Tuesday, October 08, 2002
Underdogs shake up baseball's postseason
Fat cats lose out, this time
By Mike Lopresti
Gannett News Service
What we have here is the NFL, with pine tar. Parity? The baseball playoffs are pouring it all over your living room.
Gather round, all those who yearn to see the favorites crumble, the rich go bust, the big names agonize, the meek inherit the earth, with wet hair and empty champagne bottles in their hands.
This is the Wal-Mart October, where the bargain buyers have hit the lottery. Where conventional wisdom has been knocked out of the ballpark like a fat New York Yankee fastball.
But so the unrest has gone, from Arizona to Oakland to the Bronx.
Pitching has been the pride of the Yankee empire, but the Anaheim Angels hit .376.
St. Louis Cardinals pitching was supposedly vulnerable, while Arizona had Cy Young I and Cy Young II. But the Diamondbacks batted .184 and were outscored 20-6.
The feared Oakland A's pitchers coughed up 27 Minnesota Twins runs.
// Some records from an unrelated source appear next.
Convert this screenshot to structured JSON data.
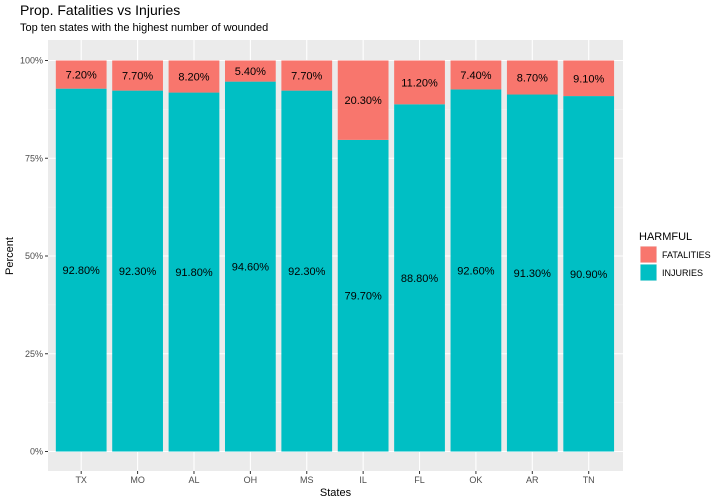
{
  "chart_data": {
    "type": "bar",
    "stacked": true,
    "title": "Prop. Fatalities vs Injuries",
    "subtitle": "Top ten states with the highest number of wounded",
    "xlabel": "States",
    "ylabel": "Percent",
    "ylim": [
      0,
      1
    ],
    "y_ticks": [
      0,
      0.25,
      0.5,
      0.75,
      1.0
    ],
    "y_tick_labels": [
      "0%",
      "25%",
      "50%",
      "75%",
      "100%"
    ],
    "categories": [
      "TX",
      "MO",
      "AL",
      "OH",
      "MS",
      "IL",
      "FL",
      "OK",
      "AR",
      "TN"
    ],
    "series": [
      {
        "name": "INJURIES",
        "color": "#00BFC4",
        "values": [
          0.928,
          0.923,
          0.918,
          0.946,
          0.923,
          0.797,
          0.888,
          0.926,
          0.913,
          0.909
        ],
        "labels": [
          "92.80%",
          "92.30%",
          "91.80%",
          "94.60%",
          "92.30%",
          "79.70%",
          "88.80%",
          "92.60%",
          "91.30%",
          "90.90%"
        ]
      },
      {
        "name": "FATALITIES",
        "color": "#F8766D",
        "values": [
          0.072,
          0.077,
          0.082,
          0.054,
          0.077,
          0.203,
          0.112,
          0.074,
          0.087,
          0.091
        ],
        "labels": [
          "7.20%",
          "7.70%",
          "8.20%",
          "5.40%",
          "7.70%",
          "20.30%",
          "11.20%",
          "7.40%",
          "8.70%",
          "9.10%"
        ]
      }
    ],
    "legend": {
      "title": "HARMFUL",
      "position": "right",
      "entries": [
        "FATALITIES",
        "INJURIES"
      ]
    },
    "grid": true,
    "panel_background": "#EBEBEB"
  }
}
The team that won 20 straight went 1-2 at home.
Even if the Atlanta Braves were to get by Monday night against San Francisco, there was still Tom Glavine's 15.26 earned run average against the Giants.
Baseball is supposed to be more orderly than this, the results dictated by checkbook and common sense.
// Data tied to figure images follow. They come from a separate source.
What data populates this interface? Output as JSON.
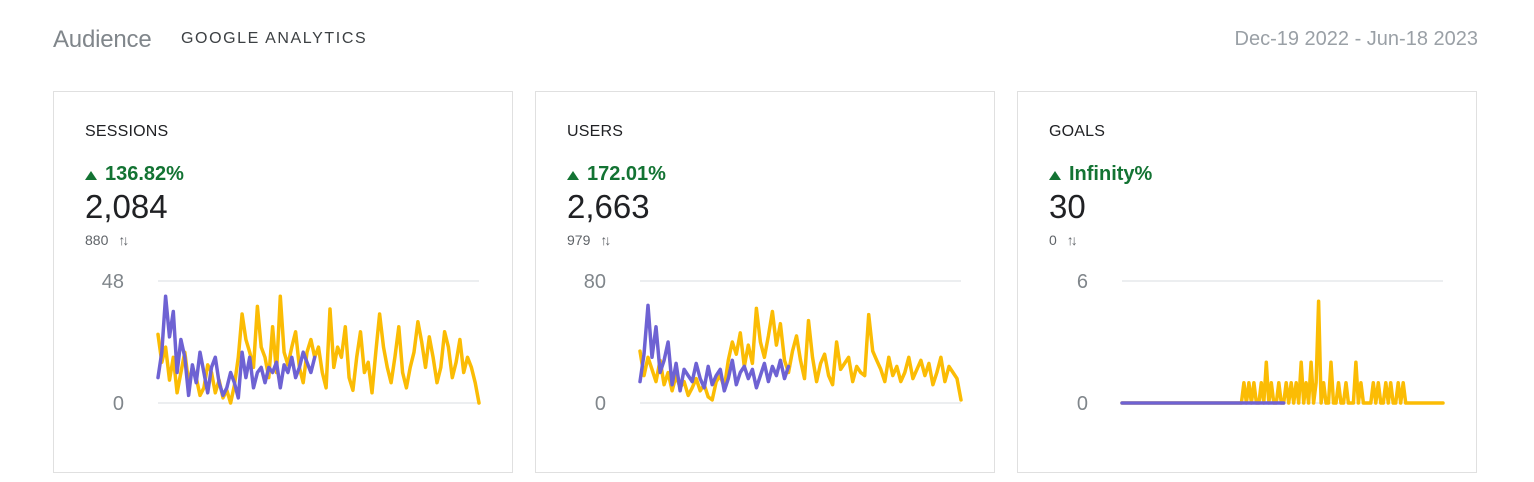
{
  "header": {
    "title": "Audience",
    "subtitle": "GOOGLE ANALYTICS",
    "date_range": "Dec-19 2022 - Jun-18 2023"
  },
  "colors": {
    "current": "#fbbc04",
    "previous": "#6e62d3",
    "positive": "#137333",
    "grid": "#dadce0"
  },
  "icons": {
    "up": "triangle-up-icon",
    "compare": "swap-vertical-icon"
  },
  "cards": [
    {
      "label": "SESSIONS",
      "change": "136.82%",
      "value": "2,084",
      "previous_value": "880",
      "compare_icon": "↑↓"
    },
    {
      "label": "USERS",
      "change": "172.01%",
      "value": "2,663",
      "previous_value": "979",
      "compare_icon": "↑↓"
    },
    {
      "label": "GOALS",
      "change": "Infinity%",
      "value": "30",
      "previous_value": "0",
      "compare_icon": "↑↓"
    }
  ],
  "chart_data": [
    {
      "type": "line",
      "title": "",
      "ylim": [
        0,
        48
      ],
      "y_ticks": [
        "48",
        "0"
      ],
      "series": [
        {
          "color": "#fbbc04",
          "values": [
            27,
            16,
            22,
            9,
            18,
            4,
            12,
            20,
            8,
            14,
            10,
            3,
            6,
            15,
            12,
            4,
            9,
            2,
            5,
            0,
            7,
            18,
            35,
            25,
            20,
            14,
            38,
            22,
            18,
            10,
            30,
            12,
            42,
            20,
            15,
            22,
            28,
            14,
            8,
            20,
            25,
            18,
            22,
            12,
            6,
            37,
            14,
            22,
            18,
            30,
            10,
            5,
            18,
            28,
            12,
            16,
            4,
            20,
            35,
            22,
            14,
            8,
            18,
            30,
            12,
            6,
            14,
            20,
            32,
            24,
            14,
            26,
            18,
            8,
            14,
            28,
            22,
            10,
            16,
            25,
            12,
            18,
            14,
            8,
            0
          ]
        },
        {
          "color": "#6e62d3",
          "values": [
            10,
            20,
            42,
            26,
            36,
            12,
            25,
            18,
            3,
            15,
            8,
            20,
            12,
            4,
            14,
            18,
            8,
            3,
            6,
            12,
            8,
            2,
            20,
            10,
            18,
            6,
            12,
            14,
            8,
            14,
            12,
            16,
            6,
            15,
            12,
            18,
            10,
            14,
            20,
            16,
            12,
            18
          ]
        }
      ]
    },
    {
      "type": "line",
      "title": "",
      "ylim": [
        0,
        80
      ],
      "y_ticks": [
        "80",
        "0"
      ],
      "series": [
        {
          "color": "#fbbc04",
          "values": [
            34,
            18,
            30,
            22,
            14,
            28,
            12,
            20,
            8,
            18,
            10,
            14,
            5,
            10,
            16,
            8,
            12,
            4,
            2,
            14,
            18,
            10,
            28,
            40,
            32,
            46,
            24,
            38,
            26,
            62,
            40,
            30,
            44,
            60,
            38,
            52,
            28,
            20,
            34,
            44,
            28,
            16,
            54,
            30,
            14,
            26,
            32,
            18,
            12,
            40,
            22,
            26,
            30,
            14,
            24,
            20,
            18,
            58,
            34,
            28,
            22,
            14,
            30,
            18,
            24,
            14,
            20,
            30,
            16,
            22,
            28,
            18,
            26,
            12,
            20,
            30,
            14,
            24,
            20,
            16,
            2
          ]
        },
        {
          "color": "#6e62d3",
          "values": [
            14,
            32,
            64,
            30,
            50,
            20,
            28,
            40,
            12,
            26,
            8,
            22,
            18,
            14,
            26,
            16,
            10,
            24,
            12,
            18,
            22,
            8,
            16,
            28,
            12,
            20,
            24,
            16,
            22,
            10,
            18,
            26,
            14,
            24,
            18,
            28,
            16,
            24
          ]
        }
      ]
    },
    {
      "type": "line",
      "title": "",
      "ylim": [
        0,
        6
      ],
      "y_ticks": [
        "6",
        "0"
      ],
      "series": [
        {
          "color": "#fbbc04",
          "values": [
            0,
            0,
            0,
            0,
            0,
            0,
            0,
            0,
            0,
            0,
            0,
            0,
            0,
            0,
            0,
            0,
            0,
            0,
            0,
            0,
            0,
            0,
            0,
            0,
            0,
            0,
            0,
            0,
            0,
            0,
            0,
            0,
            0,
            0,
            0,
            0,
            0,
            0,
            0,
            0,
            0,
            0,
            0,
            0,
            0,
            0,
            0,
            0,
            0,
            1,
            0,
            1,
            0,
            1,
            0,
            0,
            1,
            0,
            2,
            0,
            1,
            0,
            0,
            1,
            0,
            0,
            1,
            0,
            1,
            0,
            1,
            0,
            2,
            0,
            1,
            0,
            2,
            0,
            1,
            5,
            0,
            1,
            0,
            0,
            2,
            0,
            0,
            1,
            0,
            0,
            1,
            0,
            0,
            0,
            2,
            0,
            1,
            0,
            0,
            0,
            0,
            1,
            0,
            1,
            0,
            0,
            1,
            0,
            1,
            0,
            0,
            1,
            0,
            1,
            0,
            0,
            0,
            0,
            0,
            0,
            0,
            0,
            0,
            0,
            0,
            0,
            0,
            0,
            0,
            0
          ]
        },
        {
          "color": "#6e62d3",
          "values": [
            0,
            0,
            0,
            0,
            0,
            0,
            0,
            0,
            0,
            0,
            0,
            0,
            0,
            0,
            0,
            0,
            0,
            0,
            0,
            0,
            0,
            0,
            0,
            0,
            0,
            0,
            0,
            0,
            0,
            0,
            0,
            0,
            0,
            0,
            0,
            0,
            0,
            0,
            0,
            0,
            0,
            0,
            0,
            0,
            0,
            0,
            0,
            0,
            0,
            0,
            0,
            0,
            0,
            0,
            0,
            0,
            0,
            0,
            0,
            0,
            0,
            0,
            0,
            0,
            0,
            0
          ]
        }
      ]
    }
  ]
}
But nearly every fact of postseason life has been overthrown. The Bud Selig Book on Baseball, where all the nickel-and-dimers die young, has been rewritten in a week.
Pending Game5 Monday night between the Braves and Giants, not one higher-seeded team survived the first round. And the Braves were the only name left from the top nine payrolls when the season began.
The wealthy have been shown the door, with a bat to their heads.
Instead, we have an American League Championship Series between the Angels and Twins. On Opening Day, their rosters together cost $25 million less than the Yankees.
I don't know what destiny is, Minnesota catcher A.J. Pierzynski said. But sometimes if you play hard, you can create your own destiny.
Or as the poster proclaimed at Anaheim, held up during one of the Yankee clubbings, Half the payroll, twice the heart.
There were stunning images over the weekend, especially Saturday, when the two teams who cohabitated in last year's World Series were both axed within five hours.
First, the Yankees watched the Angels celebrate. Then the Diamondbacks watched the Cardinals. The world had turned.
The clubhouse merriment has been raucous and unrestrained. It's what you get with sudden, surprising winners. The Yankees and Braves are usually much dryer after the first round. There is more business to winning at the top.
So baseball's final four will come with your choice of inspirations:
The Twins ... with their extraction from contraction.
The Cardinals ... with the memories of Darryl Kile and Jack Buck still burning and alive.
The Angels ... having to conquer not only the present but the past.
Uplifting stories are everywhere. There's probably no need mentioning how the Twins have been shopped around like a used car, and Disney has been trying to unload the Angels.
Baseball has been charmed, as the commissioner fields questions about the Minnesota team he once wanted condemned. For an unpredictable and high-scoring week, will and audacity have been what's counted. Money doesn't seem to matter. At least for the moment.